Her gnarled, smoky arms strained from the weight of the books, and she heaved a heavy sigh as she set her selections in front of Demaurus for approval.
Can’t we do art instead, elder? She pleaded with her mind.
He raised an eyebrow at this request. In human tongue, he commanded.
DeVera hesitated, pulling together the right phrases and asked again, this time out loud and in English, Demaurus’ favorite of the earthly languages.
He nodded, pleased with her efforts, but replied flatly “No. Today is anatomy.”
Demaurus tugged at the third text down in the stack and handed it to the child. “Page 42,” he directed.
Sitting down and spreading the book across her lap, DeVera flipped through the pages, following the numbers along the bottom. Forty-two was the start of the text’s third chapter, “Study of the Womb.”
DeVera’s round mouth dropped open and her eyes grew wide as she began to take in the hand-drawn images before her. Little bitty humans, like peanuts in their shells, were sketched from every angle across the pages.
She traced a bony, grey finger along the rough lines. The tiny, delicate ears. The five baubles of toes on the end of each soft, smooth foot.
Humans are just . . . beautiful, she thought to herself.
An impatient cough from Demaurus tore through her wandering thoughts, “Read, child.”
DeVera’s soft voice stumbled through the technical text, the elder correcting her pronunciation along the way. Em-BREE-o. FEE-tus. YOU-ter-us. Uhm-bill-eh-cul cord. To DeVera, it all sounded too fantastic to be real.
At the conclusion of the first section, she looked up at Demaurus, Who is responsible for these drawings?
He sighed at her for slipping back into mind-speak, but answered the same way, Leonardo da Vinci. A human from long before.
Did he practice medicine? she questioned.
No child, he was a great artist, an inventor, a mathematician, a genius.
Can I be a great artist too?
DeVera’s thoughts carried with them a tinge of hope. Demaurus could feel it just as he could feel her words. Sitting down beside her, he tried to summon patient tones. Destinies are never easy to explain.
Child, you are the farmer’s daughter, the last one of your kind. This is why you must study the womb. One day soon you will grow your own crop: human beings so perfect, those of earth will not be able to resist loving them, believing them, following them without hesitation . . . even to their own demise.

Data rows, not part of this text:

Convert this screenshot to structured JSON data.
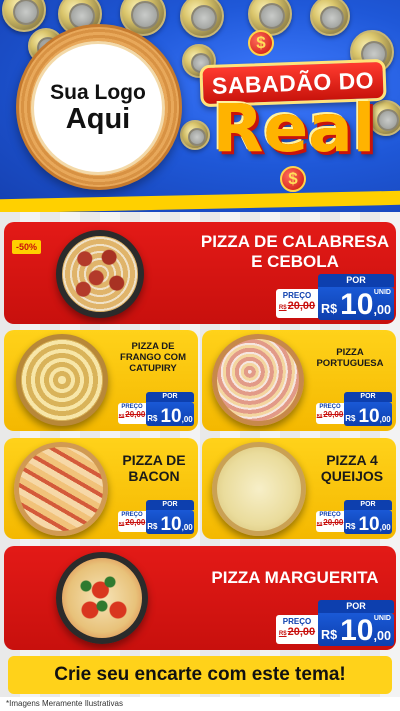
{
  "header": {
    "logo_line1": "Sua Logo",
    "logo_line2": "Aqui",
    "title_top": "SABADÃO DO",
    "title_main": "Real",
    "coin_symbol": "$"
  },
  "price_tag": {
    "por_label": "POR",
    "preco_label": "PREÇO",
    "old_prefix": "R$",
    "old_price": "20,00",
    "currency": "R$",
    "price_int": "10",
    "price_cents": ",00",
    "unit_label": "UNID"
  },
  "products": [
    {
      "name_line1": "PIZZA DE CALABRESA",
      "name_line2": "E CEBOLA",
      "badge": "-50%"
    },
    {
      "name_line1": "PIZZA DE",
      "name_line2": "FRANGO COM",
      "name_line3": "CATUPIRY"
    },
    {
      "name_line1": "PIZZA",
      "name_line2": "PORTUGUESA"
    },
    {
      "name_line1": "PIZZA DE",
      "name_line2": "BACON"
    },
    {
      "name_line1": "PIZZA 4",
      "name_line2": "QUEIJOS"
    },
    {
      "name_line1": "PIZZA MARGUERITA"
    }
  ],
  "cta": "Crie seu encarte com este tema!",
  "footnote": "*Imagens Meramente Ilustrativas",
  "colors": {
    "brand_blue": "#1f58d8",
    "card_red": "#e31a17",
    "card_yellow": "#ffd21a",
    "tag_blue": "#0d3fae"
  }
}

Your time has almost come, DeVera. And your harvest will be our salvation.
Nodding numbly at the answer she somehow already knew to be true, DeVera stared out the window at the frozen tundra stretched before her.
More than anything else, she wished that she was just another peaceful babe floating safely in her mother’s womb, in a world where she could be a great artist, inventor, mathematician.
Or anything other than a reaper of souls.